Entzug des Aufenthaltsbestimmungsrechts erst nach Scheitern einer Umgangspflegschaft

von Hans-Otto Burschel, veröffentlicht am 12.12.2011

 

Zwischen den Eltern gab es massiven Streit um das Umgangsrecht. Die Mutter verweigerte beharrlich Kontakte des Kindes zum Vater. Vollstreckungsversuche einer Umgangsregelung scheiterten am massiven Widerstand der Mutter.

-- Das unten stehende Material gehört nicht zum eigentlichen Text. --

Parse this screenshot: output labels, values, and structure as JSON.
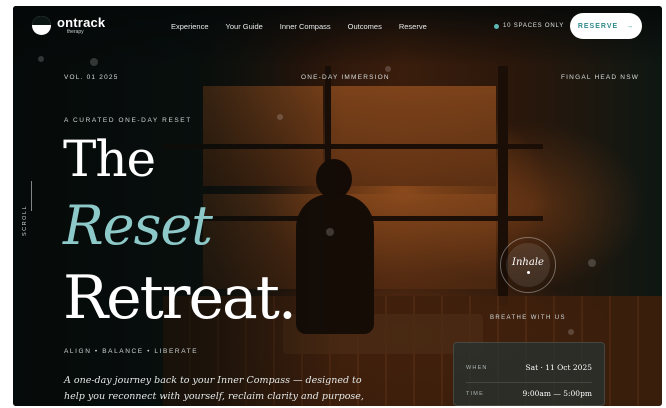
{
  "brand": {
    "name": "ontrack",
    "sub": "therapy"
  },
  "nav": {
    "items": [
      "Experience",
      "Your Guide",
      "Inner Compass",
      "Outcomes",
      "Reserve"
    ]
  },
  "availability": {
    "text": "10 SPACES ONLY"
  },
  "cta": {
    "label": "RESERVE",
    "arrow": "→"
  },
  "meta": {
    "volume": "VOL. 01   2025",
    "format": "ONE-DAY IMMERSION",
    "location": "FINGAL HEAD   NSW"
  },
  "hero": {
    "eyebrow": "A CURATED ONE-DAY RESET",
    "line1": "The",
    "line2": "Reset",
    "line3": "Retreat",
    "line3_dot": ".",
    "tagline": "ALIGN  •  BALANCE  •  LIBERATE",
    "description": "A one-day journey back to your Inner Compass — designed to help you reconnect with yourself, reclaim clarity and purpose, and"
  },
  "scroll": {
    "label": "SCROLL"
  },
  "breathe": {
    "word": "Inhale",
    "label": "BREATHE WITH US"
  },
  "details": {
    "when_label": "WHEN",
    "when_value": "Sat · 11 Oct 2025",
    "time_label": "TIME",
    "time_value": "9:00am — 5:00pm"
  },
  "colors": {
    "accent": "#8cc9c8",
    "button_text": "#2f8a8b",
    "background": "#0b1514"
  },
  "icons": {
    "logo": "half-circle-logo-icon",
    "status": "dot-icon",
    "arrow": "arrow-right-icon"
  }
}
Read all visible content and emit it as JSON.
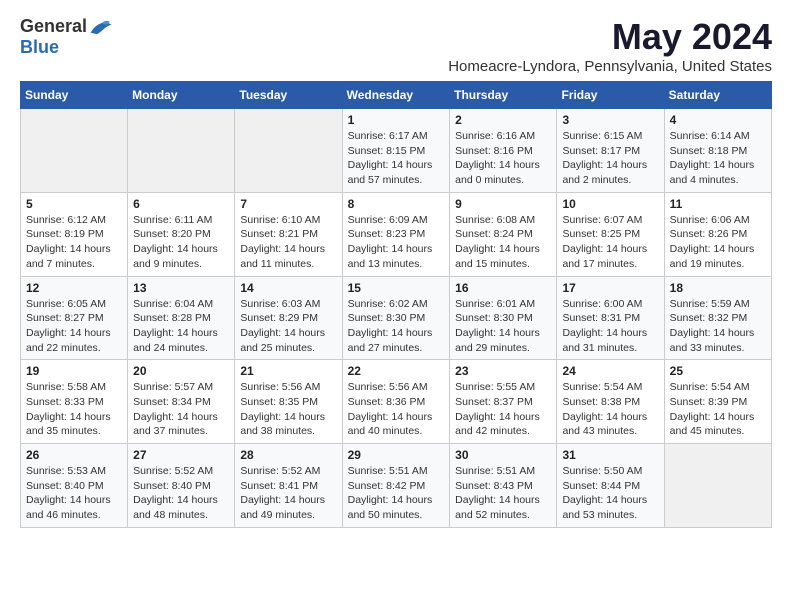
{
  "header": {
    "logo_general": "General",
    "logo_blue": "Blue",
    "title": "May 2024",
    "subtitle": "Homeacre-Lyndora, Pennsylvania, United States"
  },
  "calendar": {
    "days_of_week": [
      "Sunday",
      "Monday",
      "Tuesday",
      "Wednesday",
      "Thursday",
      "Friday",
      "Saturday"
    ],
    "weeks": [
      [
        {
          "day": "",
          "info": ""
        },
        {
          "day": "",
          "info": ""
        },
        {
          "day": "",
          "info": ""
        },
        {
          "day": "1",
          "info": "Sunrise: 6:17 AM\nSunset: 8:15 PM\nDaylight: 14 hours\nand 57 minutes."
        },
        {
          "day": "2",
          "info": "Sunrise: 6:16 AM\nSunset: 8:16 PM\nDaylight: 14 hours\nand 0 minutes."
        },
        {
          "day": "3",
          "info": "Sunrise: 6:15 AM\nSunset: 8:17 PM\nDaylight: 14 hours\nand 2 minutes."
        },
        {
          "day": "4",
          "info": "Sunrise: 6:14 AM\nSunset: 8:18 PM\nDaylight: 14 hours\nand 4 minutes."
        }
      ],
      [
        {
          "day": "5",
          "info": "Sunrise: 6:12 AM\nSunset: 8:19 PM\nDaylight: 14 hours\nand 7 minutes."
        },
        {
          "day": "6",
          "info": "Sunrise: 6:11 AM\nSunset: 8:20 PM\nDaylight: 14 hours\nand 9 minutes."
        },
        {
          "day": "7",
          "info": "Sunrise: 6:10 AM\nSunset: 8:21 PM\nDaylight: 14 hours\nand 11 minutes."
        },
        {
          "day": "8",
          "info": "Sunrise: 6:09 AM\nSunset: 8:23 PM\nDaylight: 14 hours\nand 13 minutes."
        },
        {
          "day": "9",
          "info": "Sunrise: 6:08 AM\nSunset: 8:24 PM\nDaylight: 14 hours\nand 15 minutes."
        },
        {
          "day": "10",
          "info": "Sunrise: 6:07 AM\nSunset: 8:25 PM\nDaylight: 14 hours\nand 17 minutes."
        },
        {
          "day": "11",
          "info": "Sunrise: 6:06 AM\nSunset: 8:26 PM\nDaylight: 14 hours\nand 19 minutes."
        }
      ],
      [
        {
          "day": "12",
          "info": "Sunrise: 6:05 AM\nSunset: 8:27 PM\nDaylight: 14 hours\nand 22 minutes."
        },
        {
          "day": "13",
          "info": "Sunrise: 6:04 AM\nSunset: 8:28 PM\nDaylight: 14 hours\nand 24 minutes."
        },
        {
          "day": "14",
          "info": "Sunrise: 6:03 AM\nSunset: 8:29 PM\nDaylight: 14 hours\nand 25 minutes."
        },
        {
          "day": "15",
          "info": "Sunrise: 6:02 AM\nSunset: 8:30 PM\nDaylight: 14 hours\nand 27 minutes."
        },
        {
          "day": "16",
          "info": "Sunrise: 6:01 AM\nSunset: 8:30 PM\nDaylight: 14 hours\nand 29 minutes."
        },
        {
          "day": "17",
          "info": "Sunrise: 6:00 AM\nSunset: 8:31 PM\nDaylight: 14 hours\nand 31 minutes."
        },
        {
          "day": "18",
          "info": "Sunrise: 5:59 AM\nSunset: 8:32 PM\nDaylight: 14 hours\nand 33 minutes."
        }
      ],
      [
        {
          "day": "19",
          "info": "Sunrise: 5:58 AM\nSunset: 8:33 PM\nDaylight: 14 hours\nand 35 minutes."
        },
        {
          "day": "20",
          "info": "Sunrise: 5:57 AM\nSunset: 8:34 PM\nDaylight: 14 hours\nand 37 minutes."
        },
        {
          "day": "21",
          "info": "Sunrise: 5:56 AM\nSunset: 8:35 PM\nDaylight: 14 hours\nand 38 minutes."
        },
        {
          "day": "22",
          "info": "Sunrise: 5:56 AM\nSunset: 8:36 PM\nDaylight: 14 hours\nand 40 minutes."
        },
        {
          "day": "23",
          "info": "Sunrise: 5:55 AM\nSunset: 8:37 PM\nDaylight: 14 hours\nand 42 minutes."
        },
        {
          "day": "24",
          "info": "Sunrise: 5:54 AM\nSunset: 8:38 PM\nDaylight: 14 hours\nand 43 minutes."
        },
        {
          "day": "25",
          "info": "Sunrise: 5:54 AM\nSunset: 8:39 PM\nDaylight: 14 hours\nand 45 minutes."
        }
      ],
      [
        {
          "day": "26",
          "info": "Sunrise: 5:53 AM\nSunset: 8:40 PM\nDaylight: 14 hours\nand 46 minutes."
        },
        {
          "day": "27",
          "info": "Sunrise: 5:52 AM\nSunset: 8:40 PM\nDaylight: 14 hours\nand 48 minutes."
        },
        {
          "day": "28",
          "info": "Sunrise: 5:52 AM\nSunset: 8:41 PM\nDaylight: 14 hours\nand 49 minutes."
        },
        {
          "day": "29",
          "info": "Sunrise: 5:51 AM\nSunset: 8:42 PM\nDaylight: 14 hours\nand 50 minutes."
        },
        {
          "day": "30",
          "info": "Sunrise: 5:51 AM\nSunset: 8:43 PM\nDaylight: 14 hours\nand 52 minutes."
        },
        {
          "day": "31",
          "info": "Sunrise: 5:50 AM\nSunset: 8:44 PM\nDaylight: 14 hours\nand 53 minutes."
        },
        {
          "day": "",
          "info": ""
        }
      ]
    ]
  }
}
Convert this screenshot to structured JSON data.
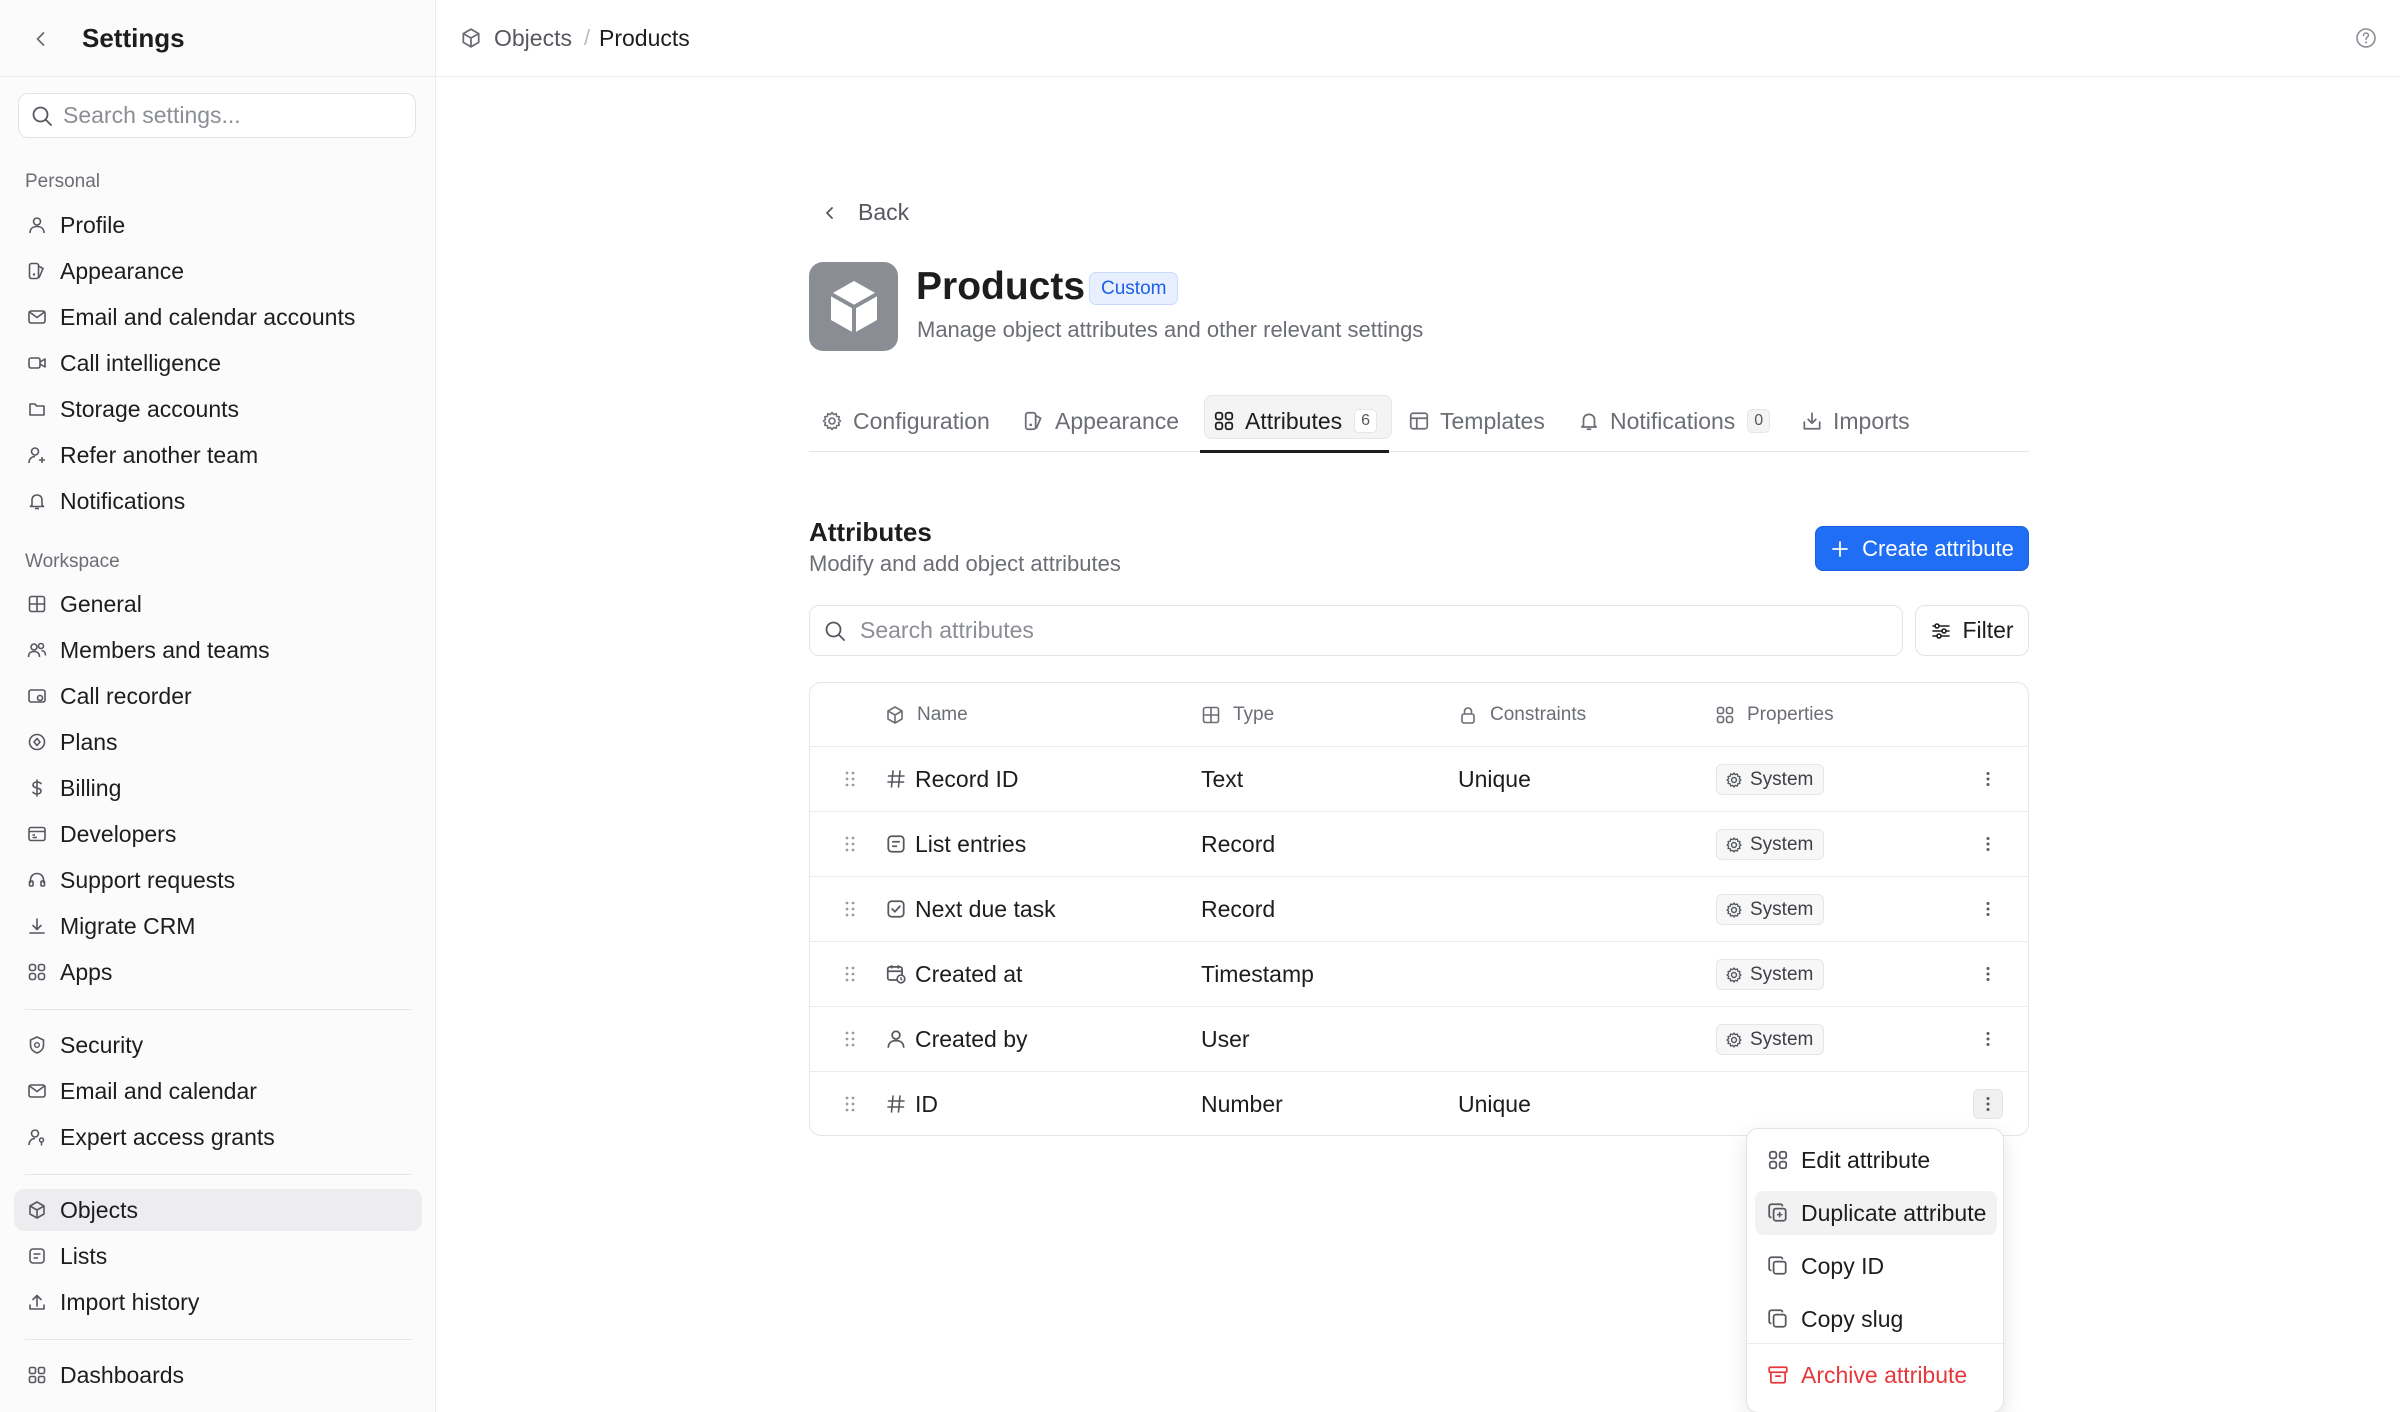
{
  "sidebar": {
    "title": "Settings",
    "search_placeholder": "Search settings...",
    "personal_label": "Personal",
    "workspace_label": "Workspace",
    "personal_items": [
      {
        "label": "Profile",
        "icon": "user-icon"
      },
      {
        "label": "Appearance",
        "icon": "palette-icon"
      },
      {
        "label": "Email and calendar accounts",
        "icon": "mail-calendar-icon"
      },
      {
        "label": "Call intelligence",
        "icon": "video-icon"
      },
      {
        "label": "Storage accounts",
        "icon": "storage-icon"
      },
      {
        "label": "Refer another team",
        "icon": "user-plus-icon"
      },
      {
        "label": "Notifications",
        "icon": "bell-icon"
      }
    ],
    "workspace_items": [
      {
        "label": "General",
        "icon": "grid-icon"
      },
      {
        "label": "Members and teams",
        "icon": "users-icon"
      },
      {
        "label": "Call recorder",
        "icon": "recorder-icon"
      },
      {
        "label": "Plans",
        "icon": "plans-icon"
      },
      {
        "label": "Billing",
        "icon": "dollar-icon"
      },
      {
        "label": "Developers",
        "icon": "terminal-icon"
      },
      {
        "label": "Support requests",
        "icon": "headset-icon"
      },
      {
        "label": "Migrate CRM",
        "icon": "download-icon"
      },
      {
        "label": "Apps",
        "icon": "apps-icon"
      }
    ],
    "security_items": [
      {
        "label": "Security",
        "icon": "shield-icon"
      },
      {
        "label": "Email and calendar",
        "icon": "envelope-icon"
      },
      {
        "label": "Expert access grants",
        "icon": "user-key-icon"
      }
    ],
    "data_items": [
      {
        "label": "Objects",
        "icon": "cube-icon",
        "active": true
      },
      {
        "label": "Lists",
        "icon": "list-icon"
      },
      {
        "label": "Import history",
        "icon": "upload-icon"
      }
    ],
    "bottom_items": [
      {
        "label": "Dashboards",
        "icon": "dashboard-icon"
      }
    ]
  },
  "breadcrumb": {
    "parent": "Objects",
    "separator": "/",
    "current": "Products"
  },
  "page": {
    "back_label": "Back",
    "title": "Products",
    "badge": "Custom",
    "subtitle": "Manage object attributes and other relevant settings"
  },
  "tabs": [
    {
      "label": "Configuration",
      "icon": "gear-icon"
    },
    {
      "label": "Appearance",
      "icon": "palette-icon"
    },
    {
      "label": "Attributes",
      "icon": "apps-icon",
      "count": "6",
      "active": true
    },
    {
      "label": "Templates",
      "icon": "template-icon"
    },
    {
      "label": "Notifications",
      "icon": "bell-icon",
      "count": "0"
    },
    {
      "label": "Imports",
      "icon": "import-icon"
    }
  ],
  "attributes": {
    "title": "Attributes",
    "subtitle": "Modify and add object attributes",
    "create_label": "Create attribute",
    "search_placeholder": "Search attributes",
    "filter_label": "Filter",
    "columns": {
      "name": "Name",
      "type": "Type",
      "constraints": "Constraints",
      "properties": "Properties"
    },
    "rows": [
      {
        "name": "Record ID",
        "icon": "hash-icon",
        "type": "Text",
        "constraints": "Unique",
        "property": "System"
      },
      {
        "name": "List entries",
        "icon": "list-entries-icon",
        "type": "Record",
        "constraints": "",
        "property": "System"
      },
      {
        "name": "Next due task",
        "icon": "checkbox-icon",
        "type": "Record",
        "constraints": "",
        "property": "System"
      },
      {
        "name": "Created at",
        "icon": "calendar-clock-icon",
        "type": "Timestamp",
        "constraints": "",
        "property": "System"
      },
      {
        "name": "Created by",
        "icon": "user-icon",
        "type": "User",
        "constraints": "",
        "property": "System"
      },
      {
        "name": "ID",
        "icon": "hash-icon",
        "type": "Number",
        "constraints": "Unique",
        "property": ""
      }
    ]
  },
  "menu": {
    "items": [
      {
        "label": "Edit attribute",
        "icon": "apps-icon"
      },
      {
        "label": "Duplicate attribute",
        "icon": "duplicate-icon",
        "hover": true
      },
      {
        "label": "Copy ID",
        "icon": "copy-icon"
      },
      {
        "label": "Copy slug",
        "icon": "copy-icon"
      }
    ],
    "danger_item": {
      "label": "Archive attribute",
      "icon": "archive-icon"
    }
  },
  "colors": {
    "accent": "#1f6ef5",
    "danger": "#e5383b",
    "badge_text": "#1f5ee6"
  }
}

Das AG beschloss die Einholung eines Sachverständigengutachtens zur Erziehungsfähigkeit der Mutter

Die abschließende Anhörung des Kindes konnte nicht erfolgen, da die Großmutter dem Richter das Kind entzog

Mit Beschluss vom 21.09.2010 entzog das Amtsgericht - Familiengericht - Zerbst der alleinsorgeberechtigten Kindesmutter daraufhin die elterliche Sorge in den Teilbereichen Aufenthaltsbestimmung, Gesundheitsfürsorge und das Recht zur Stellung von Anträgen auf Gewährung von Sozialleistungen und übertrug diese Teilbereiche dem Jugendamt A. als Ergänzungspfleger.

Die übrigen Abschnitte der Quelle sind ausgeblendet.